Nos 21 dias que estive internado, foram-me efectuados uma parafernália de exames, TAC, ressonâncias, punção lombar e muitos outros, fi-los com a maior naturalidade e sempre que efectuava um exame mais invasivo, como é o caso da punção lombar, fixava o pensamento nos meus filhos e realizava o exame com toda a naturalidade, acho por isso que fui um doente fácil para médicos e enfermeiros durante o período do meu internamento.

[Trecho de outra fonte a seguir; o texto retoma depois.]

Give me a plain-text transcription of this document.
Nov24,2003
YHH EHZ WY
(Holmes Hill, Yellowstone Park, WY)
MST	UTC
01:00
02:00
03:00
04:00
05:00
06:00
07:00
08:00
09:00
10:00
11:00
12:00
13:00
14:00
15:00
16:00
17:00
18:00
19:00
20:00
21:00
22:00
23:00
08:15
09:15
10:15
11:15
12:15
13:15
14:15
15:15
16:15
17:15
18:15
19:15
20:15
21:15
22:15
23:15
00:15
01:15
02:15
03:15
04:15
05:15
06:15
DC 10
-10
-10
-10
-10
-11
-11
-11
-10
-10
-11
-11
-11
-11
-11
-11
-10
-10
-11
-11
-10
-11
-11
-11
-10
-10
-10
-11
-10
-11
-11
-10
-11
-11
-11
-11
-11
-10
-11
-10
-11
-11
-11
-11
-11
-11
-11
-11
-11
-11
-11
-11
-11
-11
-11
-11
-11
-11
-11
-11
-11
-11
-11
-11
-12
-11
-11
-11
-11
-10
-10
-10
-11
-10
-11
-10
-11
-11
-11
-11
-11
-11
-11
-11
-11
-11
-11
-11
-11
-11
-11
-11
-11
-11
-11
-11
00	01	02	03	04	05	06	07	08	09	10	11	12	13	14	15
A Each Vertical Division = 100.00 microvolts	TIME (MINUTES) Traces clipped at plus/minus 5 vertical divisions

Por isso meus amigos, desde o dia 2 de Agosto de 2018 que posso dizer que deixei de ser hipocondríaco, passei a realizar exames médicos e a visitar médicos das várias especialidades, com a maior das naturalidades e deixei de temer a morte. O fim da vida passou a ser algo que enfrento com toda a naturalidade, apenas com um senão, gostava de acompanhar o crescimento dos meus filhos, ajudá-los a concretizar os seus sonhos, vê-los serem felizes com saúde, sempre com a nossa guerreira Paula por perto.

Nada disto invalida que os meus pensamentos catastróficos que em muito contribuíram para o estado depressivo em que me encontro tenham desaparecido, nada disso, são até mais atormentadores neste momento, mas não em relação aquilo que o futuro me reserva em termos de saúde, mas sim em relação à saúde e ao bem estar dos meus príncipes, da mulher por quem estou cada vez mais apaixonado e de todos aqueles que amo.

Alguns ao lerem este texto, acharão que a morte é algo associado à depressão através do suicídio, mas no meu caso e felizmente é algo que está completamente fora de jogo, porque nunca me ocorreram tais pensamentos,  seria cobardia da minha parte renunciar à vida, quando Deus me proporcionou a oportunidade de estar junto daqueles que amo, quando as taxas de sobrevivência de um episódio clinico como aquele que vivi, são bastante reduzidas, por isso meus amigos, nunca seria eu a renunciar à vida.   

Se estou a aproveitar a vida da melhor forma, mentiria se dissesse que sim, a maldita depressão não está a permitir que isso aconteça, mas estou a fazer um esforço hercúleo para superar a doença, ou pelo menos atenuá-la, com um único objectivo, estar o melhor possível junto da minha esposa e dos meus príncipes e viver momentos inesquecíveis em família, pois para mim tudo o resto está neste momento num patamar tão abaixo da minha expectativa de vida, que nem consigo sequer vislumbrar qualquer outra coisa além da família.

Este é apenas o meu desabafo e o meu testemunho, de como um acontecimento traumático pode alterar diversos aspectos da nossa vida, nomeadamente o de passar a encarar a morte com naturalidade e tentar focar-me na família e naqueles que amo como a exclusiva prioridade da minha vida. Às vezes pergunto-me se já irei tarde para emendar a mão e ter todo o meu foco direcionado para a Paula, o João Pedro e o Dinis, quero acreditar que não, mas que seja aquilo que Deus quiser.